Prolongation of the corrected QT interval in adult patients with anti-Ro/SSA–positive connective tissue diseases
Article first published online: 5 APR 2004
Copyright © 2004 by the American College of Rheumatology
Arthritis & Rheumatism
Volume 50, Issue 4, pages 1248–1252, April 2004
How to Cite
Lazzerini, P. E., Acampa, M., Guideri, F., Capecchi, P. L., Campanella, V., Morozzi, G., Galeazzi, M., Marcolongo, R. and Laghi-Pasini, F. (2004), Prolongation of the corrected QT interval in adult patients with anti-Ro/SSA–positive connective tissue diseases. Arthritis & Rheumatism, 50: 1248–1252. doi: 10.1002/art.20130
- Issue published online: 5 APR 2004
- Article first published online: 5 APR 2004
- Manuscript Accepted: 17 DEC 2003
- Manuscript Received: 8 AUG 2003
Newborns of mothers positive for anti-Ro/SSA autoantibodies may develop a series of electrocardiographic (EKG) disturbances. Prolongation of the corrected QT (QTc) interval was recently reported in a significant proportion of children with maternally acquired anti-Ro/SSA antibodies, with a concomitant disappearance of EKG abnormalities and acquired maternal autoantibodies during the first year, suggesting a direct, reversible electrophysiologic effect of anti-Ro/SSA antibodies on the ventricular repolarization. On this basis, we investigated whether these antibodies may also affect cardiac repolarization in anti-Ro/SSA–positive adult patients with connective tissue diseases.

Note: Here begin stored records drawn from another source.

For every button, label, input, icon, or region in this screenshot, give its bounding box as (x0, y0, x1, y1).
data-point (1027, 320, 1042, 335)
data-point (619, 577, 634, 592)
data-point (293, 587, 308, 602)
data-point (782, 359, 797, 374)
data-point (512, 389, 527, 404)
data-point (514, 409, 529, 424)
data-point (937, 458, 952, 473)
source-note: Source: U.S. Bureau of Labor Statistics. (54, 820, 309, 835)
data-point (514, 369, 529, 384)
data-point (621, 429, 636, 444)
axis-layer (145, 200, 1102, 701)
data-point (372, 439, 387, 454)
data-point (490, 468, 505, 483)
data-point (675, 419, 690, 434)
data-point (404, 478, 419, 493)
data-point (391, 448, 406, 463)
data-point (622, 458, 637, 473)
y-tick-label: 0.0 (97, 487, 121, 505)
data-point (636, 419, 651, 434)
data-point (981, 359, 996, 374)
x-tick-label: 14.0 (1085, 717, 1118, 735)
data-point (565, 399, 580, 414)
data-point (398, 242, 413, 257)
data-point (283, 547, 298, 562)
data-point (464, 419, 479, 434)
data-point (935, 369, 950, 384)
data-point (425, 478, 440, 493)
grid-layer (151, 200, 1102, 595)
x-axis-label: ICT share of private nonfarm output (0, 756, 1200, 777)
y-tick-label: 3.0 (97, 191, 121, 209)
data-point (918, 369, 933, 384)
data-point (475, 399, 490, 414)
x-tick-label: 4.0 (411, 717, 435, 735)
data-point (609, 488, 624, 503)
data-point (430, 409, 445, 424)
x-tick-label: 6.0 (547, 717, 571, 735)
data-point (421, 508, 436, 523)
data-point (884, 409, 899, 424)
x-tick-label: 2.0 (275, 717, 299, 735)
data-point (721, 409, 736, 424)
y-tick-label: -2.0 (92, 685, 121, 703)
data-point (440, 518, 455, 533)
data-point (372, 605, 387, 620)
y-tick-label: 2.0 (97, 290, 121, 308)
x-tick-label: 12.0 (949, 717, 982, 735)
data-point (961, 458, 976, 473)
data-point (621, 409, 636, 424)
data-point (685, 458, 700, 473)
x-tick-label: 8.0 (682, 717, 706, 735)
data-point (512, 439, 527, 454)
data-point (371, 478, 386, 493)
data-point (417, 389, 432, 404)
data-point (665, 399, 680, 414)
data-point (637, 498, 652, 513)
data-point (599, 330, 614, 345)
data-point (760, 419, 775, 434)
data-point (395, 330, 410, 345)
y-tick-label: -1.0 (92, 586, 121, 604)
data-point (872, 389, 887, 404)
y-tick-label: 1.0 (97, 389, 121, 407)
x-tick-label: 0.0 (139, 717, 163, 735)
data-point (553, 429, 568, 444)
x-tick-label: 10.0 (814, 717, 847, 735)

Fifty-seven patients with connective tissue diseases were selected: 31 had anti-Ro/SSA antibodies and 26 did not (controls). In all subjects, we analyzed the QTc interval, heart rate variability, and signal-averaged high-resolution EKG recording.
Anti-Ro/SSA–positive patients showed a significant prolongation of the mean QTc interval compared with the controls (mean ± SD 445 ± 21 versus 419 ± 17 msec; P = 0.000005). Eighteen of the 31 anti-Ro/SSA–positive patients (58%) and none of the 26 anti-Ro/SSA–negative patients had QTc values above the upper limit of normal (440 msec). Both groups had a reduction in heart rate variability, with a prevalence for the sympathetic nervous system and a high incidence of ventricular late potentials; these values were not significantly different between the 2 groups.
Adult patients with anti-Ro/SSA–positive connective tissue diseases showed a high prevalence of QTc interval prolongation. This feature, with the concomitant abnormalities in the autonomic tone and ventricular late excitability observed in all patients studied, suggests that anti-Ro/SSA–positive patients may have a particularly high risk of developing life-threatening arrhythmias.